Reviewed by: Jay Levitz
Starring: Eric Bana, Jennifer Connelly, Nick Nolte, Sam Elliott, Josh Lucas | Directed by: Ang Lee | Produced by: Avi Arad, Gale Anne Hurd, Larry J. Franco, James Schamus | Written by: David Hayter, James Schamus, Michael France, John Turman, Michael Tolkin | Distributor: Universal Pictures | Produced in association with Marvel Enterprises, a Valhalla Motion Pictures/Good Machine production
Sequel to this film: The Incredible Hulk (2008)
The first thing many adults will want to know about director Ang Lee’s new film, The Hulk, is, “Will it be like the television show of the ’70s, starring Lou Ferrigno? Yes, Lou Ferrigno is in the film—for roughly 10 seconds, playing a security guard. No, he does not play the hulk. And this blockbuster is definitely based on a comic book, not a TV series, as evidenced by the creative wipe effects and split screens—familiar to comic readers and rarely ever used in films of the last 2-3 decades.
For those unfamiliar with The Hulk’s premise, this is a Dr. Jeckyl and Mr. Hyde story re-told in the vernacular of modern science. Scientist Bruce Banner (newcomer Eric Bana) gets in the way of a lab accident involving deadly gamma rays, which would have killed him, except… you have to see the movie to find out the rest of that puzzle.
As in typical comic book style, such as the recent SPIDERMAN (also created by artist Stan Lee), hero Bruce is a science whiz who can’t have the girl he wants until he undergoes a transformation that occurs in spite of himself. After receiving his new powers, he does his utmost to save his girl, Betty (Oscar winner Jennifer Connelly) from peril while father figures struggle to control him and keep young Bruce (aka The Hulk) away from her.
Bruce Banner’s periodic transformations into a 12-foot-tall, seemingly indestructible green monster may be seen as a metaphor of frustrated masculine anger given complete vent. Set loose “from the boundaries God has set up” through science, Bruce now has the freedom to wreak uncontrollable havoc, expressing his rage through extreme physical violence. But the hero’s power also enslaves him, frightens Betty, and makes him a target for evil men seeking to take advantage of his strength.
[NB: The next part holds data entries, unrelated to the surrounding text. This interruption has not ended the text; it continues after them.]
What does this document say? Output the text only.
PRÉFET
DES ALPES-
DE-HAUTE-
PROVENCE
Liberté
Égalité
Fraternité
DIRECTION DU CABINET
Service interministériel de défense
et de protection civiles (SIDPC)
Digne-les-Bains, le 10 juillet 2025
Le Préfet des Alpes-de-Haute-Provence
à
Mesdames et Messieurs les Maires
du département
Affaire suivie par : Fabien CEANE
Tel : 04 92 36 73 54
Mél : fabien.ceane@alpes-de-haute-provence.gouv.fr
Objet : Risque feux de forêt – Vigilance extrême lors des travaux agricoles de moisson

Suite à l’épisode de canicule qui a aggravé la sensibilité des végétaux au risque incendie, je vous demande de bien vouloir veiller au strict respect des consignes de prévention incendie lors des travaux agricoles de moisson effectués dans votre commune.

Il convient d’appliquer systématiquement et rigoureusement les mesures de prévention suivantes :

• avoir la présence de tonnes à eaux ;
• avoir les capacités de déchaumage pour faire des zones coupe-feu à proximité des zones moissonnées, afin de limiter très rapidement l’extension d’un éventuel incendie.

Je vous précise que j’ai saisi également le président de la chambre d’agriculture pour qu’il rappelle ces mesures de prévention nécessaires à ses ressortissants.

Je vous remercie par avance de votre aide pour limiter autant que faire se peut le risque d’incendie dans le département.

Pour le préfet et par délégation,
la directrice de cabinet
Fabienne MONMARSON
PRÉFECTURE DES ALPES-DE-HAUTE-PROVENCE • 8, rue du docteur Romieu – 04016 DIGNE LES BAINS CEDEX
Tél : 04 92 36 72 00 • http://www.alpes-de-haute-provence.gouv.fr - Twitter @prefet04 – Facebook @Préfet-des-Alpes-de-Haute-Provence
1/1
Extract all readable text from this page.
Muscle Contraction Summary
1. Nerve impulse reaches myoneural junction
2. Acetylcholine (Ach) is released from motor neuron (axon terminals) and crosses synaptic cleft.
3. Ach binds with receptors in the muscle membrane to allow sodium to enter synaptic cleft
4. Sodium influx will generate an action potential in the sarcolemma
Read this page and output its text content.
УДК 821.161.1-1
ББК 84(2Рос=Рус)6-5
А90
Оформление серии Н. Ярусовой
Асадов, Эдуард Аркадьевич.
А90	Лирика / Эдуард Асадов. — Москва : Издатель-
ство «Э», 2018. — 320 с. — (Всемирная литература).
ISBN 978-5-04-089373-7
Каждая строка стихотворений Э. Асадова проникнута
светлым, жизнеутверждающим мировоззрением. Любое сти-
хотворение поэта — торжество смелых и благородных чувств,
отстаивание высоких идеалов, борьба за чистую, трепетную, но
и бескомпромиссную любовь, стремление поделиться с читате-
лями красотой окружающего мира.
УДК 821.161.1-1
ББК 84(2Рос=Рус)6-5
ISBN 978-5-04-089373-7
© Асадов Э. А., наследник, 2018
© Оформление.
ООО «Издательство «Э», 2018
Even more interesting, it is revealed through flashbacks that Bruce was born with this monster inside him, ready to explode given the opportunity. This raises questions in one’s own mind—is there something dark and evil inside of me that would cause an awakening of rage, given the right circumstance? Can a human being—even a small baby crying for its stolen pacifier—be capable of unyielding ferocity? This movie suggests this same premise and carries the metaphor to thought-provoking lengths.
Discover what the Bible has to say about man’s sinful nature and the chance for new birth and transformation—GO…
For mindless entertainment this summer, look elsewhere. The Hulk is a frightening, relevant reflection of a society willing to defy God in pursuit of more power, of fathers deserting and destroying their own offspring, and of children seeking ways to move beyond their parents’ self-serving power struggles in order to find real life and hope. For more on hope, see: THE HOPE.
Don’t believe The Hulk is demonic, despite his green, frightening appearance. He’s the true nature of all human flesh made manifest—self-serving, cunning, and evil. This is one film where Hollywood gets sin right. There is no “power within” Bruce Banner to help him conquer the monster who keeps rearing its ugly head each time he gets angry. Only love seems to appease him.
Ang Lee’s new epic, “The Hulk,” is a fascinating morally-grounded story that will thrill action-adventure and comic book fans. The objectionable content includes the use of God’s name in vain a few uses, plus a long shot of Bruce’s bare posterior. The violence is primarily directed toward objects, machines, and some large, vicious dogs.